Posts Tagged ‘Inappropriate . . . But Funny’

Well I Do!

July 13, 2016

Every time I see on social media people posting the results of their “This is the size of my vocabulary” quizzes, I keep thinking “Maybe . . . but how well do you use it?”


Possibly At The Bar

June 29, 2016

This morning my son asked me if I knew what a “hot Jupiter” was.  “Sounds like a drink to me,” I told him, prompting him to giggle and tell me that was silly.

He was right, of course.

But it’s not like I was going to tell him that it sounds like a name you’d hear in an all-male strip club.

I’m Making Most Of This Up

June 17, 2016

(And now because I need to do this, something completely lighthearted and irreverent.)

One of the most flattering things anyone has ever said to me was also one of those things most people never mention to another living soul in their entire lives.  Even so, I always smile when I remember the time when a then recent acquaintance told me “I love your ****!”   Yes, it was inappropriate, and it was even more inappropriate because that’s not the sort of thing one generally wants to hear when getting pants fitted.

Still . . . I’m sure he meant well.

Um . . . Phrasing, Son . . . Phrasing

April 18, 2016

Over the weekend my son, L(K), brought me his latest toy and asked me if I could put batteries in it for him.

“Sure,” I said.  “Let’s just get this panel off and see what kind of batteries it takes.  I’m guessing Double A’s, but we’ll know for sure in a moment.”  A moment later I added, “Yep, Double A’s are definitely what goes in there.”

Craning his head around to get a better look, L(K), concurred with my assessment.  “Those look like Double A holes to me too!” he chirped.

I Am Uncomfortable With This

January 28, 2016

All of us have been fighting a cold here recently, some of us more successfully than others.  So far I’ve been holding the line against the worst of it, and last night I announced that I was going to take a hot bath to fortify myself so I could continue to “fight the good fight.”

Vaya con . . .” L’s Mother started to say, then stopped herself.  “Hmmm . . . I don’t remember off the top of my head how to say “bathe” in Spanish, but let’s make that ‘bathe con Dios.'”

Now, I know some people feel it’s important to have a close, personal relationship with the divine, but I have my doubts that level of relationship is strictly necessary . . .

Let The Record Reflect That She Was Pointing To Her Cup Of Earl Grey Tea

July 27, 2015

Slowly but surely the household is recovering from last week, but a certain . . . lassitude, particularly mental, persists.  Case in point:

Over the weekend I asked L’s Mother how she was feeling, and she replied, “A little better now that I’ve had . . .”  She trailed off here, making vague point pointing gestures.  “You know, that . . . thing that I like having every weekend.”  Clearly she was looking for help in finding the right word.

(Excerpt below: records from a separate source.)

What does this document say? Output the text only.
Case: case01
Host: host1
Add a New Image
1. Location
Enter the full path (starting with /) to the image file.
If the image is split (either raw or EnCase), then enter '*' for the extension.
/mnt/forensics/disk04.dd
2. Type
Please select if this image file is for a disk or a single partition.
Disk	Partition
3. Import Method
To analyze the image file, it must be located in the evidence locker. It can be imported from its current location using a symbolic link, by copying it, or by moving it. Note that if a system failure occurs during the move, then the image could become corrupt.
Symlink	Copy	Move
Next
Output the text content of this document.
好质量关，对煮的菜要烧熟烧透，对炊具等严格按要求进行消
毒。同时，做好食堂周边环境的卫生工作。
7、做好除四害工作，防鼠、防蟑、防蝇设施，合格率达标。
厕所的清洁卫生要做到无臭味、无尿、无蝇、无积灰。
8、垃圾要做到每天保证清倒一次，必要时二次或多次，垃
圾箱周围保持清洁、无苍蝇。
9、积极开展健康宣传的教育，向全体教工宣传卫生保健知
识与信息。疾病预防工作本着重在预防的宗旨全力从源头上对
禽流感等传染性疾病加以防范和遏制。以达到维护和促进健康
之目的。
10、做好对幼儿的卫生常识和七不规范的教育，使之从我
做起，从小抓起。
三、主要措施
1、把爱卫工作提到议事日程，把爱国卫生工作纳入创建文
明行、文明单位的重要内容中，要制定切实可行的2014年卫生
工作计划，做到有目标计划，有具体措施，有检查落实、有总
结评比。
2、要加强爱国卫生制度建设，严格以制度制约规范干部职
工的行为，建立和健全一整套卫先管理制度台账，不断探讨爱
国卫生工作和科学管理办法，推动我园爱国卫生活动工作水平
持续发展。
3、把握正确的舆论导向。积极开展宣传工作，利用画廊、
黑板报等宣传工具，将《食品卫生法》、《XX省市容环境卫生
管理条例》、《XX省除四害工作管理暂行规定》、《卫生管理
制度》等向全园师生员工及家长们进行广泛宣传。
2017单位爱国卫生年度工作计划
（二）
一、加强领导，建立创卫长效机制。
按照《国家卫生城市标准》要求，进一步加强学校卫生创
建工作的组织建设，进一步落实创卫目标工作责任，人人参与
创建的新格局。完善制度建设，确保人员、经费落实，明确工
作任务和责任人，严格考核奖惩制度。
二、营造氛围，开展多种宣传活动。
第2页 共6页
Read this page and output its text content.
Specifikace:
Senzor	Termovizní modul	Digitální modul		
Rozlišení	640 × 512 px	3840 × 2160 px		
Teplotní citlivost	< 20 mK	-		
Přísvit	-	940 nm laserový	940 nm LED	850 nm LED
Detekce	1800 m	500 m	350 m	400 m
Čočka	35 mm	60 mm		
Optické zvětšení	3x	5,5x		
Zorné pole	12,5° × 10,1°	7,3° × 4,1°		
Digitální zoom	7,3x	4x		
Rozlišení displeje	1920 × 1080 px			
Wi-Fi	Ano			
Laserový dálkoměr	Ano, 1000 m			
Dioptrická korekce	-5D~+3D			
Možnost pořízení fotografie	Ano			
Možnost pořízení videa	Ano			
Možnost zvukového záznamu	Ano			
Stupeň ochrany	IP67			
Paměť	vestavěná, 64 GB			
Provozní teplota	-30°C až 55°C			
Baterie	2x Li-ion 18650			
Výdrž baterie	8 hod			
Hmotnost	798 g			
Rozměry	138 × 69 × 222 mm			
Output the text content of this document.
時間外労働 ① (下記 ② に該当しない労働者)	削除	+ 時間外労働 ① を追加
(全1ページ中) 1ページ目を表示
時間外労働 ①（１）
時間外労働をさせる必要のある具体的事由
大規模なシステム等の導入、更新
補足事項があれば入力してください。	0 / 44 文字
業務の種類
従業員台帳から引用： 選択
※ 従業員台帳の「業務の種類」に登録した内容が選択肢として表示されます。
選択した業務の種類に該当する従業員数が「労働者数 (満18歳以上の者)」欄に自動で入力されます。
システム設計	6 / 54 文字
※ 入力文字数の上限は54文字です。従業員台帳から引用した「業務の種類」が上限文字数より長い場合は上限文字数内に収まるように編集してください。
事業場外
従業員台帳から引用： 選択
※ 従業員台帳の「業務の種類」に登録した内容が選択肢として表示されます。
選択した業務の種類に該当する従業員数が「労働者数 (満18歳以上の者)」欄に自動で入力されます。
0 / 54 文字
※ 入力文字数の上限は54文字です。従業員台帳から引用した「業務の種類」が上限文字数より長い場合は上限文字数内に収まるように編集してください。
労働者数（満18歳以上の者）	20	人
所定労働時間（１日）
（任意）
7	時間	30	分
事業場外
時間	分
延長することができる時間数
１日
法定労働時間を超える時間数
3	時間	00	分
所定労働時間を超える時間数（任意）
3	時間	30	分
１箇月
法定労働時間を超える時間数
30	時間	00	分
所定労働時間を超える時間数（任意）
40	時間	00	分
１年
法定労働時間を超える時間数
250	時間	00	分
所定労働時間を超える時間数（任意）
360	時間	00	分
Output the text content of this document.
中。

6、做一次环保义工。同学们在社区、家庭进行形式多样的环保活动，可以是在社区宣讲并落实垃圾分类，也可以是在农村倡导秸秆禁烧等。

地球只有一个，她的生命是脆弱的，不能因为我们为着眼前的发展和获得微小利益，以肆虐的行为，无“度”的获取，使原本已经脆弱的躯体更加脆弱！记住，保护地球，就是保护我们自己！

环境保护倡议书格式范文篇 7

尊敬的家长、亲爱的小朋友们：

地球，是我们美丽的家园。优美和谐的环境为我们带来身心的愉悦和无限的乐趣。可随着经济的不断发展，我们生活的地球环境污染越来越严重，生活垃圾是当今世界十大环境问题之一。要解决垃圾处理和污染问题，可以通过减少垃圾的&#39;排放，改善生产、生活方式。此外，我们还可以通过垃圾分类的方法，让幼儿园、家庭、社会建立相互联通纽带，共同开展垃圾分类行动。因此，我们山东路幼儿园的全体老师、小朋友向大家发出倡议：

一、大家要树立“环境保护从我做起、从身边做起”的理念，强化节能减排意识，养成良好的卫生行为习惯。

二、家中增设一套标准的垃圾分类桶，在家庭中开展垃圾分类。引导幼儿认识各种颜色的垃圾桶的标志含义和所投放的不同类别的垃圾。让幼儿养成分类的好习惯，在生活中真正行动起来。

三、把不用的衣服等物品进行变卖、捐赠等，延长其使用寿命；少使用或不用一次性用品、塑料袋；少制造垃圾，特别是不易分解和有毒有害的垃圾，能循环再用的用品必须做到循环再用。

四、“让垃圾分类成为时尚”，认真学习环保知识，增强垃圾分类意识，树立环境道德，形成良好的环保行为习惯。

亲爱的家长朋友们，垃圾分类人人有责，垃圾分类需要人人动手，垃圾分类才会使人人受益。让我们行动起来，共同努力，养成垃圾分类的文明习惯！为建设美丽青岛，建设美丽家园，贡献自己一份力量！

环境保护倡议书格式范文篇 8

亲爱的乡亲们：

So naturally I looked at her in mock horror and proclaimed, “I can’t say that word in front of our son!”

And Now Another Lighter Note

June 12, 2015

The other day Lala facetiously (and foolishly) asked me how one could possibly find a ghost on demand at that particular time of the morning, so I mimed putting a gun to her head, then I made a trigger-pulling motion accompanied by a “bang” sound.

Both she and L’s Mother were horrified by this, but hey!

She asked . . . I answered.

Sometimes My Manners Just Stink

May 14, 2015

Last night I was being introduced to a couple of nice folks in an airport when I found myself being put on the spot.

“Doesn’t she look too good for him?” the person introducing us asked teasingly.

As I was saying something about not wanting to get involved, the “she” in question shyly mumbled something about “I’m not even wearing deodorant.”

Have I ever mentioned I tend to get snarky when I’m put on the spot? (Particularly this week.)

“Well,” I heard myself saying.  “Fortunately the question wasn’t do you smell too good for him . . .”

I Wonder What Was Eating Her

April 17, 2015

Yesterday L. informed us that he wanted a “long apple.”  Unfortunately, none of us had any idea what he was talking about, leading to some speculation in the household.  My best guess was that it was the apple you put in the mouth of a “long pig.”

This guess was not well received by L’s Mother for some reason.

I Certainly Didn’t In High School

April 18, 2014

The other day the puppy drew blood from me. She didn’t mean to do it, of course; she was jumping up trying to get my attention and I was trying to teach her not to jump as one of her teeth caught some of the skin on one of my fingers. It was an accident, pure and simple. It hurt a little bit, but not much, and I wasn’t actually angry at her.

Then I realized I had just been handed a golden opportunity. Making sure L. was out of earshot, I looked the puppy directly in the eye and said, “You little [term for a female dog].”

Why did I do this, you might be asking?

Because I wanted to be able to honestly say I had used the term correctly at least once in my life.